Johan Östblom

Personal information
- Date of birth: 21 April 1982 (age 42)
- Playing position: Midfielder

Club information
- Current team: SKA-Neftyanik

Youth career
- Örebro SK

Senior career*
- Years: Team / Apps^{†} / (Gls)^{†}
- 1999–2002: Västerås SK
- 2002–2004: Bollnäs GIF
- 2004–2008: Västerås SK
- 2008–2012: Hammarby IF
- 2012–2014: Sandvikens AIK
- 2014–2015: SKA-Neftyanik
- 2005–2016: Hammarby IF
- 2017–: AIK

= Johan Östblom =

Swedish bandy player (born 1982)

Johan Östblom (born 21 April 1982) is a Swedish bandy player who plays for the AIK. He primarily plays as a midfielder but can also play as a defender. In 2014, Östblom became the third player (after Ola Johansson and Stefan Karlsson) to win three Swedish championships with three clubs.

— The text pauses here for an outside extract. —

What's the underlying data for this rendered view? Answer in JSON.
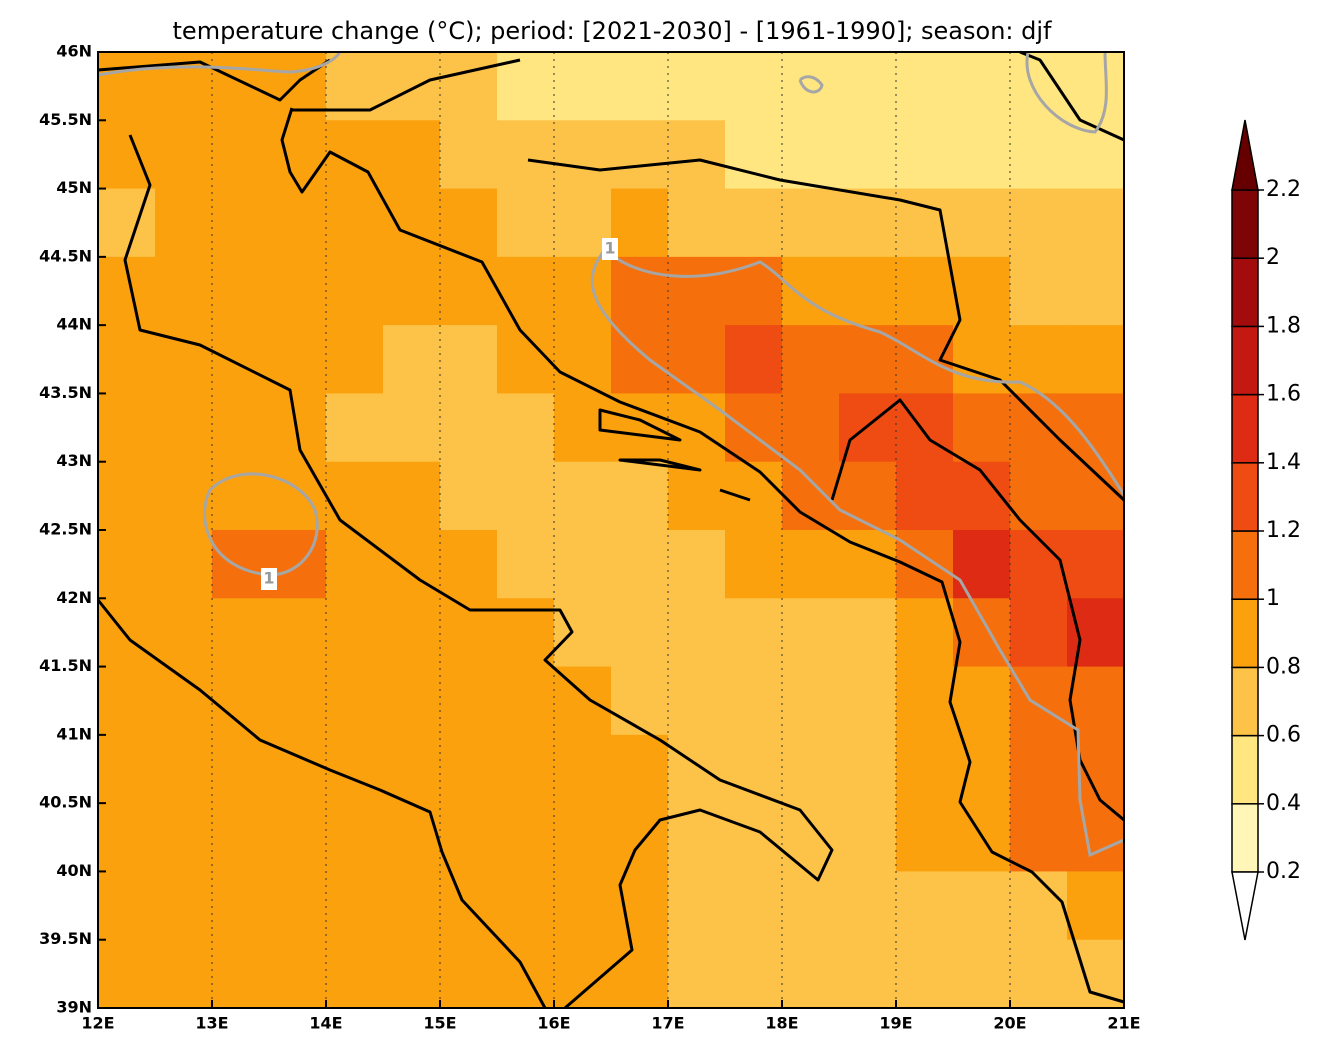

He is the cousin of Swedish footballer Kim Källström.

==Club career==
Johan Östblom was a youth product of Örebro SK but moved to Västerås SK before making a first team appearance. In Sweden, he has played for Örebro SK, Västerås SK, Bollnäs GIF, Hammarby IF, Sandvikens AIK.

In 2014, Östberg joined Russian Bandy Super League team SKA-Neftyanik.